The whereabouts of the meeting between FIFA ethics judge Joachim Eckert and prosecutor Michael Garcia is a secret — as are, against the American lawyer's wishes, his investigation findings.
Eckert sought face-to-face talks after Garcia appealed to FIFA against the German judge's decision last Thursday to close the probe of the 2018 and 2022 bidding contests won by Russia and Qatar. The nine-candidate campaigns were dogged by allegations of bribery, favour-seeking and rule-breaking voting pacts.
Garcia claimed there were "numerous materially incomplete and erroneous representations" of his work in Eckert's 42-page summary judgment.

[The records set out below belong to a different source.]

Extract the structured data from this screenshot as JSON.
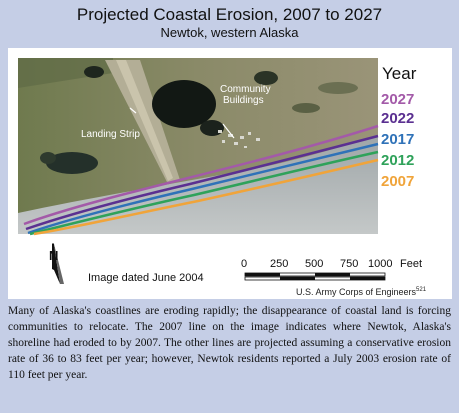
{
  "header": {
    "title": "Projected Coastal Erosion, 2007 to 2027",
    "subtitle": "Newtok, western Alaska"
  },
  "map": {
    "labels": {
      "landing_strip": "Landing Strip",
      "community": "Community",
      "buildings": "Buildings"
    },
    "legend": {
      "title": "Year",
      "items": [
        {
          "year": "2027",
          "color": "#a35aa8"
        },
        {
          "year": "2022",
          "color": "#5b3091"
        },
        {
          "year": "2017",
          "color": "#2f72b8"
        },
        {
          "year": "2012",
          "color": "#2fa25a"
        },
        {
          "year": "2007",
          "color": "#f0a43a"
        }
      ]
    },
    "north_label": "N",
    "image_date": "Image dated June 2004",
    "scale": {
      "ticks": [
        "0",
        "250",
        "500",
        "750",
        "1000"
      ],
      "unit": "Feet"
    },
    "credit": "U.S. Army Corps of Engineers",
    "credit_ref": "521"
  },
  "caption": "Many of Alaska's coastlines are eroding rapidly; the disappearance of coastal land is forcing communities to relocate. The 2007 line on the image indicates where Newtok, Alaska's shoreline had eroded to by 2007. The other lines are projected assuming a conservative erosion rate of 36 to 83 feet per year; however, Newtok residents reported a July 2003 erosion rate of 110 feet per year."
}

FIFA complicated matters Tuesday by sending Garcia's report to Switzerland's attorney general in a criminal complaint against unnamed individuals implicated in the case.
The Swiss federal prosecutor's office said Wednesday it needed at least several days to study 430 pages of reports written by Garcia and his Swiss deputy, Cornel Borbely, before taking any decision on jurisdiction.
FIFA President Sepp Blatter said Tuesday he filed the complaint at Eckert's request — though FIFA-released interviews with the two men were vague on when the advice was given amid fast-changing events.
It is also unclear what impact federal involvement could have on the Eckert-Garcia talks.
Strict Swiss privacy rules in criminal cases could give further protection against identification for current and former FIFA executive committee members targeted by Garcia.
Garcia is still building cases against FIFA voters, staffers and advisers connected to the 11 candidate countries who took part in the December 2010 elections.
The need for ongoing co-operation between Garcia and Eckert in those pending cases adds pressure on them to resolve their issues quickly.
Openly publishing which people have been charged by FIFA's ethics committee, and giving details of their alleged offences, has been cited by Garcia since September as key to building trust and credibility in the legal process.
Garcia's push for public scrutiny is supported by the anti-corruption expert who helped FIFA appoint the ethics leaders in July 2012 to clean up the governing body's scandal-racked reputation.
"We simply have to have Garcia's text," Swiss law professor Mark Pieth told The Associated Press in a recent interview. "We don't have the underlying material and that is the problem. We can't really judge if Eckert is correct or not."
Garcia has not spoken publicly this past week, and would risk being suspended by FIFA if he reveals details of cases.
Eckert's decision did not identify any current FIFA board members, and only three who have since left FIFA and crossed Blatter on their way out, including Mohamed bin Hammam of Qatar.
Eckert also acknowledged "problematic" acts among the nine bids, but said it did not justify reviewing the victories of Russia and Qatar. Both winners have always denied any wrongdoing.
"Of course, I had hoped for more," Pieth told the AP. "I think this report seems to be all over the place rather than focusing on the issue -- 'Have these hosting issues been tampered with?'"
However, Pieth declined to criticize Eckert personally.
"I know he is not somebody you could pressurize politically," Pieth said, stressing that the veteran judge was a strong character. "But the problem is we created someone who is independent. And if I don't like the outcome, sorry, the guy is independent and you have to accept what he is doing."
Besides appealing to FIFA, Garcia could also take his case to the Court of Arbitration for Sport.